Der Rhein-Erft-Kreis hat uns im Sommer 2017 mit der Erfüllung der Aufgaben der Schulsozialarbeit an sieben Schulen im Kreis beauftragt. Wir agieren an drei Förderschulen für geistige Entwicklung und vier Berufskollegs als Teil eines multiprofessionellen Teams und verstehen uns als neutrale Schnittstelle zwischen Jugendhilfe und Schule.

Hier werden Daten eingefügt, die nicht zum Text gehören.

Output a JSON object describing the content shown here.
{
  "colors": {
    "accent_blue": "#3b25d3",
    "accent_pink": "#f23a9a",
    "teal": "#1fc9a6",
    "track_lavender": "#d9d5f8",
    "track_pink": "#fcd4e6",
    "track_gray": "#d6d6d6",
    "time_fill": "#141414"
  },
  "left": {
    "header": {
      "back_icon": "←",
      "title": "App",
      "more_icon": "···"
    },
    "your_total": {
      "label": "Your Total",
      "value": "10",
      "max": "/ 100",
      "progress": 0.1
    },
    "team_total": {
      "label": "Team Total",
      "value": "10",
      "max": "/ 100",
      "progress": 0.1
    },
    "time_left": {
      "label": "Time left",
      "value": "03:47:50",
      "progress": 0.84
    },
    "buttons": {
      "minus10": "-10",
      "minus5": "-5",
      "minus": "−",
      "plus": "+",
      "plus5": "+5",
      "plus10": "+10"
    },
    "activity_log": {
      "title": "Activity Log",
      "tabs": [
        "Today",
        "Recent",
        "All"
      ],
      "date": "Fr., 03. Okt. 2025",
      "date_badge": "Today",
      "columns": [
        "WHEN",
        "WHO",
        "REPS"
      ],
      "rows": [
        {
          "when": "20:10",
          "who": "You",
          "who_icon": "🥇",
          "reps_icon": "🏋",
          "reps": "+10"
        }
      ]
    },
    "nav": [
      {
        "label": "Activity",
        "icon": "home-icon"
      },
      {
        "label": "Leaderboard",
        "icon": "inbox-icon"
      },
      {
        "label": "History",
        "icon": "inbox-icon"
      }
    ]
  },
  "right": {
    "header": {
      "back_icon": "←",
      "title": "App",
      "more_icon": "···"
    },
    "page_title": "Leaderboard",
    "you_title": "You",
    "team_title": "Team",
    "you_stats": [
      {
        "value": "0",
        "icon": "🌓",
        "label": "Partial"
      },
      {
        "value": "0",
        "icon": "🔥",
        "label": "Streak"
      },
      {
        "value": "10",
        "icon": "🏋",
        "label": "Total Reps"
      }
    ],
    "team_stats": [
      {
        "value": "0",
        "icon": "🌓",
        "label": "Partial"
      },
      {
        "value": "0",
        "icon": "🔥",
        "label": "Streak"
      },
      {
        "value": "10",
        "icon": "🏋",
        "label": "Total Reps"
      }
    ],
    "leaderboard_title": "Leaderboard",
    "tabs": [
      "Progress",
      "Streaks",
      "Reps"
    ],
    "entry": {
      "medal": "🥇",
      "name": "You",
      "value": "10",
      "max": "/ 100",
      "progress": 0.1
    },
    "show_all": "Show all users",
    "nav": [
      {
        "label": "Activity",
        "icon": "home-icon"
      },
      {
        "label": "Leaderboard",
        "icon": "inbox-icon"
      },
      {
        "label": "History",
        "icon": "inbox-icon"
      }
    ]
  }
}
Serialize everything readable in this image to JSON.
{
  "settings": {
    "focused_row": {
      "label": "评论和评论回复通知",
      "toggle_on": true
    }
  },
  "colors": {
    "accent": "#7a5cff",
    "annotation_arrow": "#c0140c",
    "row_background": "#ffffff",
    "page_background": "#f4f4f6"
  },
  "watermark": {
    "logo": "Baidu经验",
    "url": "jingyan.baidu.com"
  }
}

Schulsozialarbeit unterstützt die Anschlussfähigkeiten zwischen den verschiedenen Funktionssystemen, hier dem Erziehungs- und Bildungssystem sowie der Lebenswelt der jungen Menschen. Sozialpädagogische Gruppenarbeit, Projekte, Beratungsangebote für Schülerinnen und Schüler, Eltern und Lehrerinnen und Lehrern, sind nur einige Beispiele aus dem breiten Repertoire der Schulsozialarbeit. Neben einer hohen Fachlichkeit versehen unsere Schulsozialarbeiterinnen und Schulsozialarbeiter ihren Dienst vor Ort mit viel Herz und Empathie.

 

Dem Sachgebiet angegliedert ist das Modellprojekt „Schulsozialarbeit und Mobile Jugendarbeit Hürth“. Dieser kooperative Praxisansatz führt Schule und mobile Jugendarbeit zusammen mit dem Ziel, unter Berücksichtigung vorhandener Ressourcen, die Angebote im schulbezogenen Sozialraum und in der Schule zu ergänzen. In der Praxis sind unsere Mitarbeitenden vormittags in der Sozialarbeit an den Schulen tätig, nachmittags fahren sie mit unserem Jugendmobil in die Stadtteile. In den Wintermonaten werden teilweise auch Räume anderer Träger bzw. Kirchengemeinden genutzt. Bereits nach wenigen Monaten hat sich die mobile Arbeit und die Schulsozialarbeit zum festen Bestandteil der Jugendhilfe in Hürth entwickelt.